I spent my weekend in New York City.
It wasn’t just any weekend. It wasn’t vacation. It wasn’t for fun. Well, maybe a little. I did have fun, but I was also very stressed out. As high school seniors, we invest most of our time in preparing for college and visits and tests and interviews. I, in addition, had to prepare for an audition. Yes, I want to go to college to study dance and earn a degree. This requires me traveling various locations and audition in order to be told whether or not I’m good enough to do that. So this is what I did this weekend.
My dad came with me, which was incredibly helpful since I could rant about my nerves and worries to someone. I was still a scared mess. I walked into the NYU building last Friday morning; every inch of me was shaking and I could barely talk. I kept laughing awkwardly at every single stupid thing my dad said. Just trying to think about something, anything else. Obviously it didn’t work. So we walked in the building and were told to take the elevator up the stairs. At this point I was paralyzed with fear, which wasn’t good especially when going into a dance audition. Yet, I was trying to seem totally cool because another fellow auditionee was in the elevator with me. The door slid open and I walked into a room packed with girls my age who were talking, stretching, just chilling before entering the audition.

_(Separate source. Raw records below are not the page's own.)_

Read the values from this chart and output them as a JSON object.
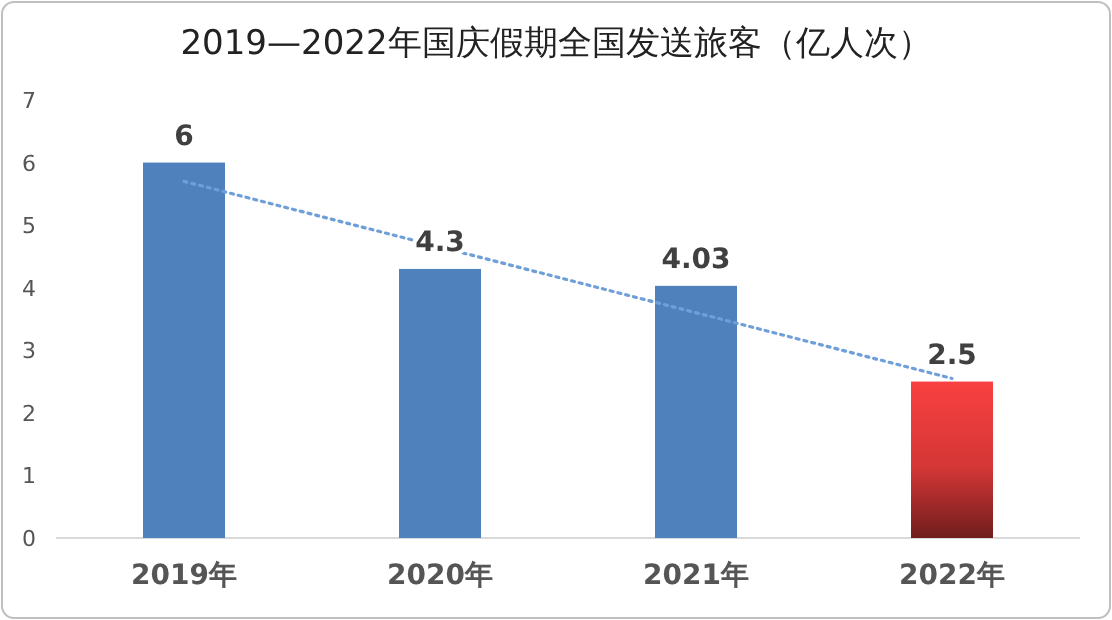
{
  "chart_data": {
    "type": "bar",
    "title": "2019—2022年国庆假期全国发送旅客（亿人次）",
    "categories": [
      "2019年",
      "2020年",
      "2021年",
      "2022年"
    ],
    "series": [
      {
        "colors": [
          "#4f81bd",
          "#4f81bd",
          "#4f81bd",
          "#f94040"
        ],
        "values": [
          6,
          4.3,
          4.03,
          2.5
        ],
        "value_labels": [
          "6",
          "4.3",
          "4.03",
          "2.5"
        ]
      },
      {
        "type": "line",
        "x": [
          "2019年",
          "2022年"
        ],
        "values": [
          5.7,
          2.55
        ],
        "color": "#6f9fd8",
        "line_style": "dotted"
      }
    ],
    "ylim": [
      0,
      7
    ],
    "yticks": [
      0,
      1,
      2,
      3,
      4,
      5,
      6,
      7
    ],
    "grid": false
  }
}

My face became yellow and I just slowly approached a corner where I would attempt stretching. When, after what felt like an eternity, they called us into the studio we got to stretch another little bit. At this point my muscles were as stretched out as they’ll ever be and all I wanted to do was start class and get it over with. They introduced us to the dance faculty and then we began. We did a few exercises at the barre and then moved onto center. After the ballet portion of the audition, which I thought had gone fairly well, we moved onto contemporary, were catastrophe struck. I’ve only been doing contemporary for a year so you can understand I’m not the best at picking up choreography. So when the teacher, a lovely woman, threw us a whole combination for us to learn in five minutes, I completely lost it. My hart began pounding and my breathing was out of control. By the time it was my turn, I was soaked in sweat and I just tried to do my best though I could feel that it wouldn’t have been enough. I was right. After the contemporary portion of the audition they announced who had made it to the next part of the audition. I didn’t. I got cut. My heart shattered into million of pieces like a glass being dropped from a fifteen stories high building.
“They cut me,” I told my dad as I left the studio.
I was on the verge of tearing up. I turned around to get my stuff and started balling. I felt like nothing. Like everything I had worked for that far meant nothing. I’m not good, no college will accept me, I’m done. This is all that ran through my mind. I started panicking knowing the following day I had another audition and the weekend after another one. What will I do if I can’t dance? I was desperate.Luckily my dad was there. He hugged me and told me that what they said to me didn’t matter, that just because they didn’t want to admit me didn’t mean anyone else won’t. He slowly started picking up all the broken pieces and glued them back together.
He was right, because two years later here I am, halfway through the first semester of sophomore year, in a school that I love, sorrounded by people I love and doing what I am meant to do.